Bug #15653
Updated by Sage Weil almost 8 years ago
CRUSH will correctly choose items with relative weights with the right probabilities for each independent choice. However, when choosing multiple replicas, each choice is *not* indepent, since it
has to be unique.
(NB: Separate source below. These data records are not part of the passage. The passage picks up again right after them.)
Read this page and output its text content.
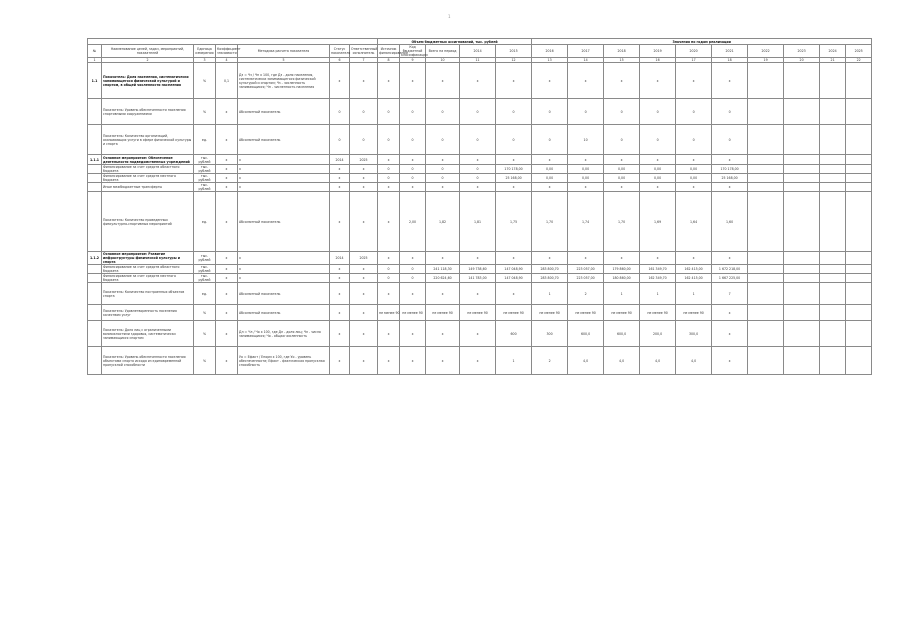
1
							Объем бюджетных ассигнований, тыс. рублей					Значения по годам реализации									
№	Наименование целей, задач, мероприятий, показателей	Единица измерения	Коэффициент значимости	Методика расчета показателя	Статус показателя	Ответственный исполнитель	Источник финансирования	Код бюджетной классификации	Всего на период	2014	2015	2016	2017	2018	2019	2020	2021	2022	2023	2024	2025
1	2	3	4	5	6	7	8	9	10	11	12	13	14	15	16	17	18	19	20	21	22
1.1	Показатель: Доля населения, систематически занимающегося физической культурой и спортом, в общей численности населения	%	0,1	Дз = Чз / Чн x 100, где Дз - доля населения, систематически занимающегося физической культурой и спортом; Чз - численность занимающихся; Чн - численность населения	x	x	x	x	x	x	x	x	x	x	x	x	x				
	Показатель: Уровень обеспеченности населения спортивными сооружениями	%	x	Абсолютный показатель	0	0	0	0	0	0	0	0	0	0	0	0	0				
	Показатель: Количество организаций, оказывающих услуги в сфере физической культуры и спорта	ед.	x	Абсолютный показатель	0	0	0	0	0	0	0	0	10	0	0	0	0				
1.1.1	Основное мероприятие: Обеспечение деятельности подведомственных учреждений	тыс. рублей	x	x	2014	2025	x	x	x	x	x	x	x	x	x	x	x				
	Финансирование за счет средств областного бюджета	тыс. рублей	x	x	x	x	0	0	0	0	170 178,00	0,00	0,00	0,00	0,00	0,00	170 178,00				
	Финансирование за счет средств местного бюджета	тыс. рублей	x	x	x	x	0	0	0	0	25 168,00	0,00	0,00	0,00	0,00	0,00	25 168,00				
	Иные межбюджетные трансферты	тыс. рублей	x	x	x	x	x	x	x	x	x	x	x	x	x	x	x				
	Показатель: Количество проведенных физкультурно-спортивных мероприятий	ед.	x	Абсолютный показатель	x	x	x	2,00	1,82	1,81	1,75	1,70	1,74	1,70	1,69	1,64	1,60				
1.1.2	Основное мероприятие: Развитие инфраструктуры физической культуры и спорта	тыс. рублей	x	x	2014	2025	x	x	x	x	x	x	x	x	x	x	x				
	Финансирование за счет средств областного бюджета	тыс. рублей	x	x	x	x	0	0	241 118,30	149 738,60	147 048,90	283 800,70	223 057,00	179 860,00	161 349,70	162 415,00	1 672 218,00				
	Финансирование за счет средств местного бюджета	тыс. рублей	x	x	x	x	0	0	220 624,60	141 783,00	147 048,90	283 800,70	223 057,00	180 860,00	162 349,70	162 415,00	1 667 225,00				
	Показатель: Количество построенных объектов спорта	ед.	x	Абсолютный показатель	x	x	x	x	x	x	x	1	2	1	1	1	7				
	Показатель: Удовлетворенность населения качеством услуг	%	x	Абсолютный показатель	x	x	не менее 90	не менее 90	не менее 90	не менее 90	не менее 90	не менее 90	не менее 90	не менее 90	не менее 90	не менее 90	x				
	Показатель: Доля лиц с ограниченными возможностями здоровья, систематически занимающихся спортом	%	x	Дл = Чл / Чо x 100, где Дл - доля лиц; Чл - число занимающихся; Чо - общая численность	x	x	x	x	x	x	600	300	600,0	600,0	200,0	300,0	x				
	Показатель: Уровень обеспеченности населения объектами спорта исходя из единовременной пропускной способности	%	x	Уо = Ефакт / Енорм x 100, где Уо - уровень обеспеченности; Ефакт - фактическая пропускная способность	x	x	x	x	x	x	1	2	4,0	4,0	4,0	4,0	x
The result is that low-weighted devices get too many items.
Simple example:
<pre>
maetl:src (master) 03:20 PM $ cat cm.txt
# begin crush map
# devices
device 0 device0
device 1 device1
device 2 device2
device 3 device3
device 4 device4
# types
type 0 osd
type 1 domain
type 2 pool
# buckets
domain root {
id -1 # do not change unnecessarily
# weight 5.000
alg straw2
hash 0 # rjenkins1
item device0 weight 10.00
item device1 weight 10.0
item device2 weight 10.0
item device3 weight 10.0
item device4 weight 1.000
}
# rules
rule data {
ruleset 0
type replicated
min_size 1
max_size 10
step take root
step choose firstn 0 type osd
step emit
}
# end crush map
maetl:src (master) 03:20 PM $ ./crushtool -c cm.txt -o cm
maetl:src (master) 03:20 PM $ ./crushtool -i cm --test --show-utilization --num-rep 1 --min-x 1 --max-x 1000000 --num-rep 1
rule 0 (data), x = 1..1000000, numrep = 1..1
rule 0 (data) num_rep 1 result size == 1: 1000000/1000000
device 0: stored : 243456 expected : 200000
device 1: stored : 243624 expected : 200000
device 2: stored : 244486 expected : 200000
device 3: stored : 243881 expected : 200000
device 4: stored : 24553 expected : 200000
maetl:src (master) 03:20 PM $ ./crushtool -i cm --test --show-utilization --num-rep 1 --min-x 1 --max-x 1000000 --num-rep 3
rule 0 (data), x = 1..1000000, numrep = 3..3
rule 0 (data) num_rep 3 result size == 3: 1000000/1000000
device 0: stored : 723984 expected : 600000
device 1: stored : 722923 expected : 600000
device 2: stored : 723153 expected : 600000
device 3: stored : 723394 expected : 600000
device 4: stored : 106546 expected : 600000
</pre>
Note that in the 1x case, we get 1/10th the items on device 4, as expected. For 3x, it grows to 1/7th. For lower weights the amplification is more pronounced.